- 27 Nov 2017 10:16
#14866192
The German elite is indeed vile. They probably were the ones who adviced Obama for Iranian deal. It's nothing to do with German individual or German ancestry.
Matthias Küntzel Iran and Germany
As Berlin’s Federal Agency for Foreign Trade pointed out in last September’s brochure “Growth Markets in the Near and Middle East,” Germany is Iran’s No. 1 supplier of almost all types of machinery except for power systems and the building sector, where Italian manufacturers dominate the Iranian market.
But perhaps it’s not so surprising. The country’s position toward Tehran seems to be at a crossroads. The “grand coalition” government looks at Iran through different prisms. While Chancellor Angela Merkel argues for tougher sanctions if necessary to stop the Iranian bomb, Germany’s foreign policy establishment, including a key advisor to Foreign Minister Frank-Walter Steinmeier, preaches accommodation, even a “strategic partnership” with Iran.
Not so in Germany itself. “Sanctions get us nowhere!” countered Christoph Bertram in the weekly Der Spiegel last month. “Chancellor Angela Merkel should not back every Israeli warning of catastrophe.”
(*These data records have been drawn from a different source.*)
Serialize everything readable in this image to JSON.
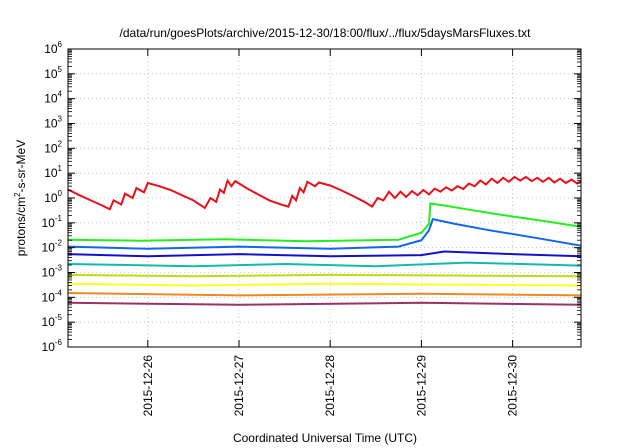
{
  "chart_data": {
    "type": "line",
    "title": "/data/run/goesPlots/archive/2015-12-30/18:00/flux/../flux/5daysMarsFluxes.txt",
    "xlabel": "Coordinated Universal Time (UTC)",
    "ylabel_parts": {
      "main": "protons/cm",
      "sup": "2",
      "rest": "-s-sr-MeV"
    },
    "y_scale": "log",
    "ylim": [
      1e-06,
      1000000.0
    ],
    "y_ticks": [
      {
        "value": 1e-06,
        "base": "10",
        "exp": "-6"
      },
      {
        "value": 1e-05,
        "base": "10",
        "exp": "-5"
      },
      {
        "value": 0.0001,
        "base": "10",
        "exp": "-4"
      },
      {
        "value": 0.001,
        "base": "10",
        "exp": "-3"
      },
      {
        "value": 0.01,
        "base": "10",
        "exp": "-2"
      },
      {
        "value": 0.1,
        "base": "10",
        "exp": "-1"
      },
      {
        "value": 1.0,
        "base": "10",
        "exp": "0"
      },
      {
        "value": 10.0,
        "base": "10",
        "exp": "1"
      },
      {
        "value": 100.0,
        "base": "10",
        "exp": "2"
      },
      {
        "value": 1000.0,
        "base": "10",
        "exp": "3"
      },
      {
        "value": 10000.0,
        "base": "10",
        "exp": "4"
      },
      {
        "value": 100000.0,
        "base": "10",
        "exp": "5"
      },
      {
        "value": 1000000.0,
        "base": "10",
        "exp": "6"
      }
    ],
    "xlim": [
      "2015-12-25 03:00",
      "2015-12-30 18:00"
    ],
    "x_ticks": [
      "2015-12-26",
      "2015-12-27",
      "2015-12-28",
      "2015-12-29",
      "2015-12-30"
    ],
    "grid": true,
    "legend": "none",
    "series": [
      {
        "color": "#e8101a",
        "values": [
          [
            "2015-12-25 03:00",
            2.2
          ],
          [
            "2015-12-25 06:00",
            1.3
          ],
          [
            "2015-12-25 09:00",
            0.8
          ],
          [
            "2015-12-25 12:00",
            0.5
          ],
          [
            "2015-12-25 14:00",
            0.35
          ],
          [
            "2015-12-25 15:00",
            0.8
          ],
          [
            "2015-12-25 17:00",
            0.55
          ],
          [
            "2015-12-25 18:00",
            1.5
          ],
          [
            "2015-12-25 20:00",
            1.0
          ],
          [
            "2015-12-25 21:00",
            2.5
          ],
          [
            "2015-12-25 23:00",
            1.7
          ],
          [
            "2015-12-26 00:00",
            4.0
          ],
          [
            "2015-12-26 03:00",
            3.0
          ],
          [
            "2015-12-26 06:00",
            2.1
          ],
          [
            "2015-12-26 09:00",
            1.3
          ],
          [
            "2015-12-26 12:00",
            0.8
          ],
          [
            "2015-12-26 15:00",
            0.4
          ],
          [
            "2015-12-26 16:30",
            1.0
          ],
          [
            "2015-12-26 18:00",
            0.7
          ],
          [
            "2015-12-26 19:00",
            2.2
          ],
          [
            "2015-12-26 20:00",
            1.6
          ],
          [
            "2015-12-26 21:00",
            5.0
          ],
          [
            "2015-12-26 22:00",
            3.0
          ],
          [
            "2015-12-26 23:00",
            4.8
          ],
          [
            "2015-12-27 02:00",
            2.5
          ],
          [
            "2015-12-27 05:00",
            1.4
          ],
          [
            "2015-12-27 08:00",
            0.8
          ],
          [
            "2015-12-27 11:00",
            0.55
          ],
          [
            "2015-12-27 13:00",
            0.45
          ],
          [
            "2015-12-27 14:00",
            1.2
          ],
          [
            "2015-12-27 15:00",
            0.8
          ],
          [
            "2015-12-27 16:00",
            2.5
          ],
          [
            "2015-12-27 17:00",
            1.7
          ],
          [
            "2015-12-27 18:00",
            4.5
          ],
          [
            "2015-12-27 20:00",
            3.0
          ],
          [
            "2015-12-27 21:00",
            4.2
          ],
          [
            "2015-12-28 00:00",
            3.2
          ],
          [
            "2015-12-28 03:00",
            2.0
          ],
          [
            "2015-12-28 06:00",
            1.2
          ],
          [
            "2015-12-28 09:00",
            0.7
          ],
          [
            "2015-12-28 11:00",
            0.45
          ],
          [
            "2015-12-28 12:30",
            1.0
          ],
          [
            "2015-12-28 14:00",
            0.8
          ],
          [
            "2015-12-28 15:30",
            1.8
          ],
          [
            "2015-12-28 17:00",
            1.0
          ],
          [
            "2015-12-28 18:30",
            1.8
          ],
          [
            "2015-12-28 20:00",
            1.1
          ],
          [
            "2015-12-28 21:30",
            1.9
          ],
          [
            "2015-12-28 23:00",
            1.3
          ],
          [
            "2015-12-29 00:30",
            2.1
          ],
          [
            "2015-12-29 02:00",
            1.4
          ],
          [
            "2015-12-29 03:30",
            2.4
          ],
          [
            "2015-12-29 05:00",
            1.8
          ],
          [
            "2015-12-29 06:30",
            2.7
          ],
          [
            "2015-12-29 08:00",
            2.0
          ],
          [
            "2015-12-29 09:30",
            3.0
          ],
          [
            "2015-12-29 11:00",
            2.3
          ],
          [
            "2015-12-29 12:30",
            3.8
          ],
          [
            "2015-12-29 14:00",
            3.0
          ],
          [
            "2015-12-29 15:30",
            5.0
          ],
          [
            "2015-12-29 17:00",
            3.5
          ],
          [
            "2015-12-29 18:30",
            6.0
          ],
          [
            "2015-12-29 20:00",
            4.0
          ],
          [
            "2015-12-29 21:30",
            6.5
          ],
          [
            "2015-12-29 23:00",
            4.5
          ],
          [
            "2015-12-30 00:30",
            7.0
          ],
          [
            "2015-12-30 02:00",
            5.0
          ],
          [
            "2015-12-30 03:30",
            7.0
          ],
          [
            "2015-12-30 05:00",
            4.8
          ],
          [
            "2015-12-30 06:30",
            6.5
          ],
          [
            "2015-12-30 08:00",
            4.5
          ],
          [
            "2015-12-30 09:30",
            6.5
          ],
          [
            "2015-12-30 11:00",
            4.2
          ],
          [
            "2015-12-30 12:30",
            6.0
          ],
          [
            "2015-12-30 14:00",
            4.0
          ],
          [
            "2015-12-30 15:30",
            5.5
          ],
          [
            "2015-12-30 17:00",
            3.8
          ],
          [
            "2015-12-30 18:00",
            4.8
          ]
        ]
      },
      {
        "color": "#22ee22",
        "values": [
          [
            "2015-12-25 03:00",
            0.021
          ],
          [
            "2015-12-25 22:00",
            0.019
          ],
          [
            "2015-12-26 20:00",
            0.022
          ],
          [
            "2015-12-27 18:00",
            0.018
          ],
          [
            "2015-12-28 18:00",
            0.021
          ],
          [
            "2015-12-29 00:00",
            0.04
          ],
          [
            "2015-12-29 02:00",
            0.09
          ],
          [
            "2015-12-29 02:20",
            0.6
          ],
          [
            "2015-12-29 06:00",
            0.5
          ],
          [
            "2015-12-29 12:00",
            0.35
          ],
          [
            "2015-12-29 18:00",
            0.25
          ],
          [
            "2015-12-30 00:00",
            0.18
          ],
          [
            "2015-12-30 08:00",
            0.12
          ],
          [
            "2015-12-30 18:00",
            0.07
          ]
        ]
      },
      {
        "color": "#1166ee",
        "values": [
          [
            "2015-12-25 03:00",
            0.011
          ],
          [
            "2015-12-26 00:00",
            0.009
          ],
          [
            "2015-12-27 00:00",
            0.011
          ],
          [
            "2015-12-28 00:00",
            0.009
          ],
          [
            "2015-12-28 18:00",
            0.011
          ],
          [
            "2015-12-29 00:00",
            0.02
          ],
          [
            "2015-12-29 02:00",
            0.05
          ],
          [
            "2015-12-29 03:00",
            0.14
          ],
          [
            "2015-12-29 09:00",
            0.09
          ],
          [
            "2015-12-29 18:00",
            0.05
          ],
          [
            "2015-12-30 06:00",
            0.025
          ],
          [
            "2015-12-30 18:00",
            0.012
          ]
        ]
      },
      {
        "color": "#1111cc",
        "values": [
          [
            "2015-12-25 03:00",
            0.0055
          ],
          [
            "2015-12-26 00:00",
            0.0045
          ],
          [
            "2015-12-27 00:00",
            0.0055
          ],
          [
            "2015-12-28 00:00",
            0.0045
          ],
          [
            "2015-12-29 00:00",
            0.005
          ],
          [
            "2015-12-29 06:00",
            0.007
          ],
          [
            "2015-12-30 00:00",
            0.0055
          ],
          [
            "2015-12-30 18:00",
            0.0045
          ]
        ]
      },
      {
        "color": "#11bbaa",
        "values": [
          [
            "2015-12-25 03:00",
            0.0022
          ],
          [
            "2015-12-26 12:00",
            0.0018
          ],
          [
            "2015-12-27 12:00",
            0.0022
          ],
          [
            "2015-12-28 12:00",
            0.0018
          ],
          [
            "2015-12-29 12:00",
            0.0025
          ],
          [
            "2015-12-30 18:00",
            0.0019
          ]
        ]
      },
      {
        "color": "#b8e010",
        "values": [
          [
            "2015-12-25 03:00",
            0.0008
          ],
          [
            "2015-12-26 12:00",
            0.0007
          ],
          [
            "2015-12-28 00:00",
            0.0008
          ],
          [
            "2015-12-30 18:00",
            0.0007
          ]
        ]
      },
      {
        "color": "#ffff22",
        "values": [
          [
            "2015-12-25 03:00",
            0.00035
          ],
          [
            "2015-12-26 12:00",
            0.0003
          ],
          [
            "2015-12-28 00:00",
            0.00035
          ],
          [
            "2015-12-30 18:00",
            0.0003
          ]
        ]
      },
      {
        "color": "#ee8822",
        "values": [
          [
            "2015-12-25 03:00",
            0.00015
          ],
          [
            "2015-12-27 00:00",
            0.00012
          ],
          [
            "2015-12-29 00:00",
            0.00014
          ],
          [
            "2015-12-30 18:00",
            0.00012
          ]
        ]
      },
      {
        "color": "#993366",
        "values": [
          [
            "2015-12-25 03:00",
            6e-05
          ],
          [
            "2015-12-27 00:00",
            5e-05
          ],
          [
            "2015-12-29 00:00",
            6e-05
          ],
          [
            "2015-12-30 18:00",
            5e-05
          ]
        ]
      }
    ]
  }
}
Berlin was particularly persistent in seeking to become a partner of Iran. Thus, the American sanctions effort was undermined by an intensified German export drive to Iran. Iran’s former ambassador to Germany, Hossein Mousavian, records the great delight this caused in Teheran: “Iranian decision-makers were well aware in the 1990s of Germany’s significant role in breaking the economic chains with which the United States had surrounded Iran…. Iran also saw the potential acquisition of German technology, in the context of the impositions of sanctions by the United States, as vital to the development of the Iranian economy.”[16]
To date the watchword of Berlin’s Iranian policy has been: as few sanctions as possible, in order to protect German industrial interests; as many sanctions as necessary, in order to avoid negative headlines. It has been easy to advocate “a united approach” and hide behind the obstruction of Moscow and Beijing.
While Ms. Merkel emphasizes Germany’s historical responsibilities, particularly toward the Jewish state, Messrs. Perthes and Bertram unscrupulously reject such considerations. Economic and strategic interests trump all other concerns.